Cardiovascular disease (CVD) is the leading cause of premature mortality in patients with renal disease.1 For patients with end-stage kidney disease (ESKD), renal transplantation affords the greatest benefit in terms of CVD risk reduction compared with dialysis, but renal transplant recipients (RTR) remain at 3–4 times elevated CVD risk compared with the general population2 and die prematurely from CVD, often with a functioning kidney transplant.3 Among patients with advanced chronic kidney disease (CKD), vascular stiffness and calcification are common,4 linked and associated with cardiovascular events and mortality.5–7 Standard secondary prevention therapies—such as maintenance blood pressure targets and cholesterol-lowering agents—are recommended in the transplant population,8 however, these strategies are inadequate in RTR with non-traditional risk factors for CVD.9 10

The development and progression of vascular stiffness and calcification are heavily influenced by the activity of calcification inhibitors,11 such as matrix gla protein (MGP), osteocalcin and Gla-rich protein.12 These proteins are reliant on conversion to their active forms by a vitamin K-dependent post-translational modification (gamma carboxylation). Among RTR, vitamin K intake is inadequate13 and subclinical deficiency is prevalent and associated with CVD and mortality.14 By optimising the function of vitamin K-dependent calcification inhibitors, vitamin K supplementation may offer a cost-effective and low-risk treatment option to reduce long-term cardiovascular risk and mortality and maximise organ preservation in RTR. By testing vitamin K supplements at supraphysiological dose, we may nullify the confounder that patients with diet rich in vitamin K are ‘healthier’ overall, with lower CVD risk and better outcomes.15

Trials of vitamin K to improve vascular stiffness and calcification show promising results in various populations.16 We designed the Vitamin K in kidney Transplant Organ Recipients: Investigating vEssel Stiffness (ViKTORIES trial) to investigate the hypothesis that vitamin K supplementation improves vascular stiffness and calcification over 1 year in prevalent RTR.

Methods and analysis

Trial design and participants

The ViKTORIES trial is a single-centre, phase II, parallel-group, randomised, double-blind, placebo-controlled trial in prevalent RTRs (figure 1).

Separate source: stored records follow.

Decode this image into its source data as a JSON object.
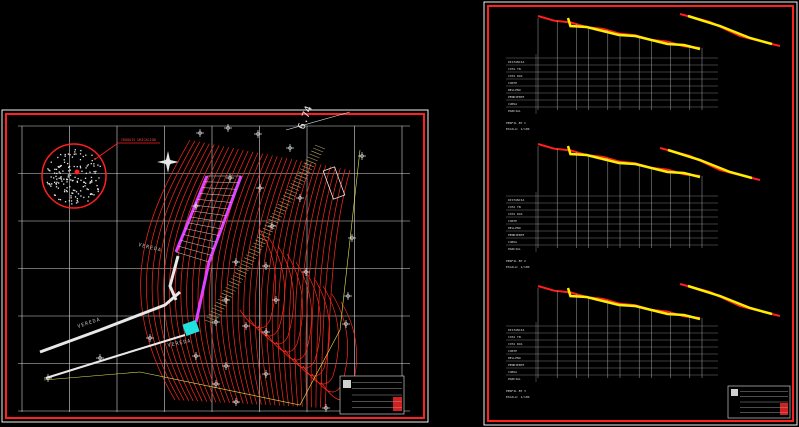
{
  "drawing": {
    "background": "#000000",
    "frame_color": "#ff2020",
    "contour_color": "#ff2a1a",
    "grid_color": "#d8d8d8",
    "path_color": "#e040ff",
    "street_color": "#e8e8e8",
    "profile_yellow": "#ffee00",
    "accent_cyan": "#20e0e0"
  },
  "left_sheet": {
    "location_label": "CROQUIS UBICACION",
    "street_1": "VEREDA",
    "street_2": "VEREDA",
    "street_3": "VEREDA",
    "north_icon": "north-arrow-icon",
    "title_block_icon": "title-block-logo-icon",
    "dimension_text": "6.74"
  },
  "right_sheet": {
    "profiles": [
      {
        "caption": "PERFIL EP 1",
        "scale": "ESCALA: 1/100"
      },
      {
        "caption": "PERFIL EP 2",
        "scale": "ESCALA: 1/100"
      },
      {
        "caption": "PERFIL EP 3",
        "scale": "ESCALA: 1/100"
      }
    ],
    "table_rows": [
      "DISTANCIA",
      "COTA TN",
      "COTA RAS",
      "CORTE",
      "RELLENO",
      "PENDIENTE",
      "CURVA",
      "PARCIAL"
    ],
    "title_block_icon": "title-block-logo-icon"
  }
}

We enrol adult participants (18 years or over with a functioning renal transplant implanted >12 months and with estimated glomerular filtration rate (eGFR—measured by the chronic kidney disease epidemiology collaboration (CKD-EPI) equation17) >15 mL/min/1.73 m2. Patients are excluded if they meet any of the following criteria: known permanent or paroxysmal atrial fibrillation, concurrent warfarin use, taking vitamin K or indication for vitamin K, allergy to gelatine, lactose or cellulose (constituent ingredients of the capsules or packing materials used to make the interventions), breast feeding or of childbearing potential, known glucose-6-phosphate dehydrogenase (G6PD) deficiency, life expectancy <12 months, standard contraindications to MRI18 or inability to provide written informed consent in English.

Figure 1

ViKTORIES study design and timetable. ViKTORIES, Vitamin K in kidney Transplant Organ Recipients: Investigating vEssel Stiffness.

Interventions

Menadiol diphosphate is a synthetic, water-soluble form of vitamin K, licensed for use in the UK for treatment of haemorrhage associated with deficiency of vitamin K-dependent clotting factors. This form of vitamin K is likely to be better absorbed than standard fat-soluble forms in those with malabsorption syndromes. Using this form of vitamin K facilitates production of a matching placebo, in contrast to other licensed, liquid forms of vitamin K (phylloquinone).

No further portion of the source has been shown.